L’ouvrage se décline en quatre grandes parties, de taille inégale, qui se distinguent par un choix de couleur différente, plus des annexes:

«De l’émancipation à la persécution» (p. 9-20)

Ce chapitre commence avec l’émancipation des Juifs, initiée par la France révolutionnaire. L’auteur montre comment, au fil du délitement du monde traditionnel, l’émancipation, pensée pour être la solution à l’antisémitisme ancien, en devient finalement «le problème». Paradoxalement, en effet, elle s’accompagne d’un puissant mouvement antisémite (1er Congrès antisémite international organisé à Dresde en 1882, publication des Protocoles des Sages de Sion en Russie en 1903). Et peu à peu, à l’antijudaïsme ancien succède un antisémitisme racial nouveau qui s’enracine dans le «mythe aryen». La propagande nazie prospère sur le terreau d’une Europe autoritaire qui écarte le peuple de la chose publique. En dehors de l’Allemagne hitlérienne, avant 1939, la Hongrie et la Roumanie promulguent également une série de législations antisémites. De 1933 jusqu’au déclenchement de la guerre, la politique du Reich à l’égard de ses concitoyens juifs consiste, à la fois, à les faire partir et à les spolier. À titre d’exemple, entre 1933 et 1945, la persécution des Juifs donne lieu à près de 2 000 lois, décrets et ordonnances, toujours couverts par la législation. Mais où partir dans un tel contexte? Pour les candidat(e)s à l’exil, il faut être muni(e)s de permis de sortie, passeport et visa d’entrée ailleurs. En 1939, ces conditions rendent tout espoir de migration impossible. Mais, malgré ces terribles circonstances, ni en 1933 ni en 1939, il n’y a eu de plan préétabli du génocide des Juifs.
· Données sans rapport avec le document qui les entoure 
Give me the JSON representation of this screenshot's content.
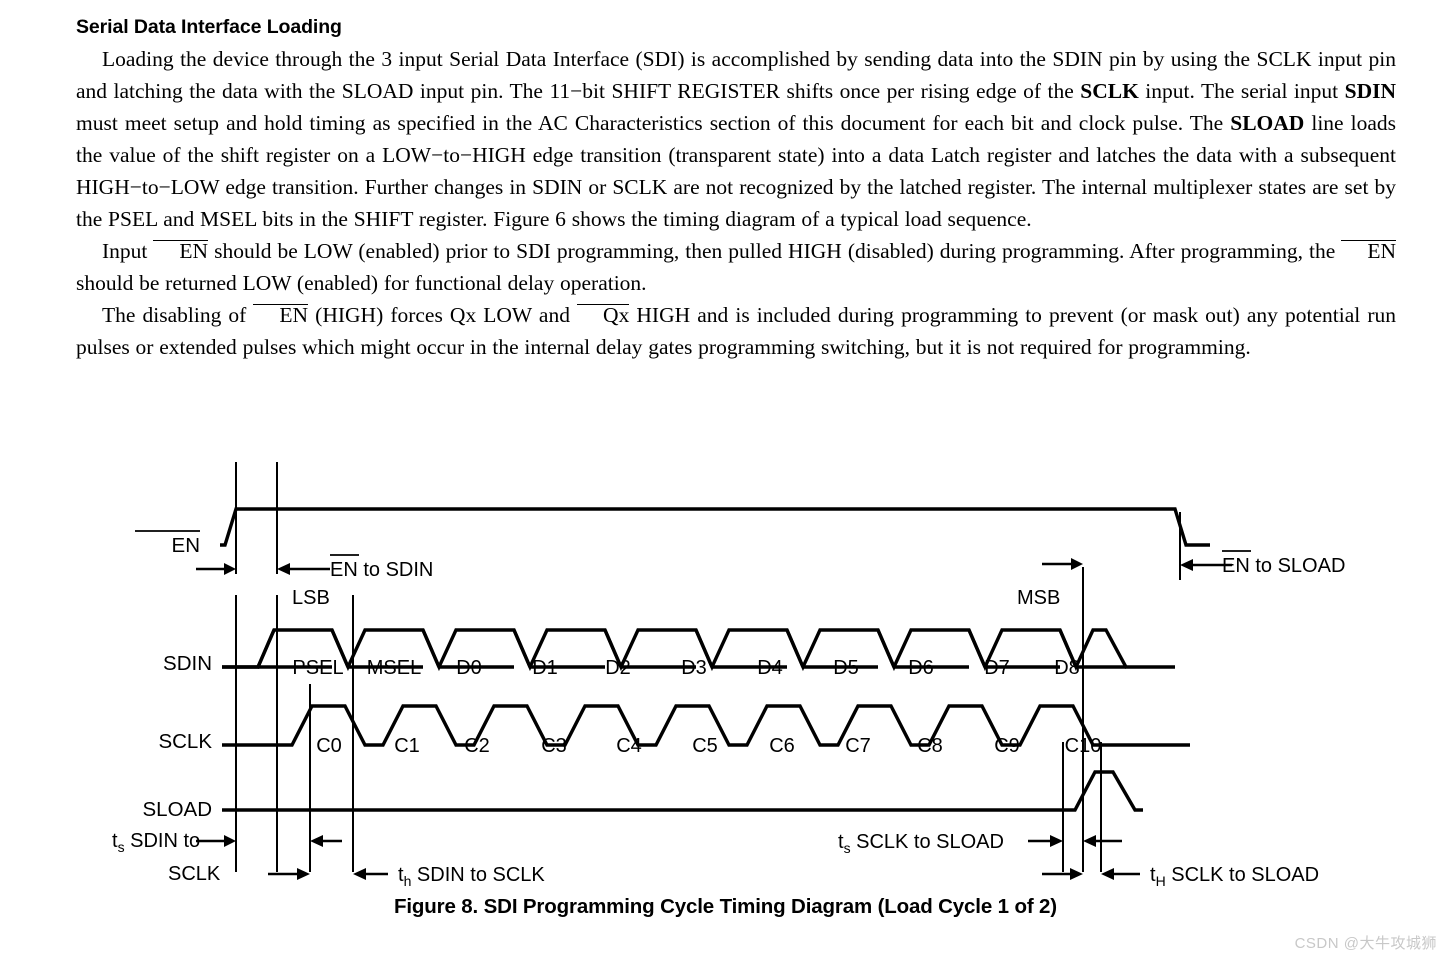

«De l’enfermement au meurtre de masse» (p. 21-38)

L’écrasement de la Pologne, foyer majeur du judaïsme européen, puis les victoires allemandes du printemps 1940 placent Berlin face à un dilemme: où chasser les Juifs d’Europe, désormais placés sous la loi allemande du fait des victoires de la Wehrmacht? Jusqu’au premier semestre 1941, sur fond de massacres en Europe orientale, une solution territoriale à «la question juive» est recherchée. L’instauration des ghettos, à défaut de chasser les Juifs hors d’Europe, permet de les rassembler, de les isoler, de les affamer et de les briser psychologiquement. La carte des ghettos (p. 26) montre un Yiddishland qui en est criblé. Le 19 septembre 1941, les Juifs du Reich et du Protectorat sont contraints de porter l’étoile jaune. La radicalisation génocidaire est en marche. La mise en place de Chelmno, de Belzec, l’agrandissement du camp d’Auschwitz-Birkenau sont conjointement décidés tandis que les Einsatzgruppen (commandos spéciaux composés de soldats de la Wehrmacht et d’auxiliaires baltes, biélorusses ou ukrainiens) massacrent systématiquement la population juive, parfois avec l’aide de leurs voisins, comme à Radziłówou Jedwabne. Semblablement, la situation des prisonniers de guerre soviétiques devient catastrophique. Début septembre 1941, certains d’entre eux font l’objet des premières expérimentations du gaz zyklon B à Auschwitz.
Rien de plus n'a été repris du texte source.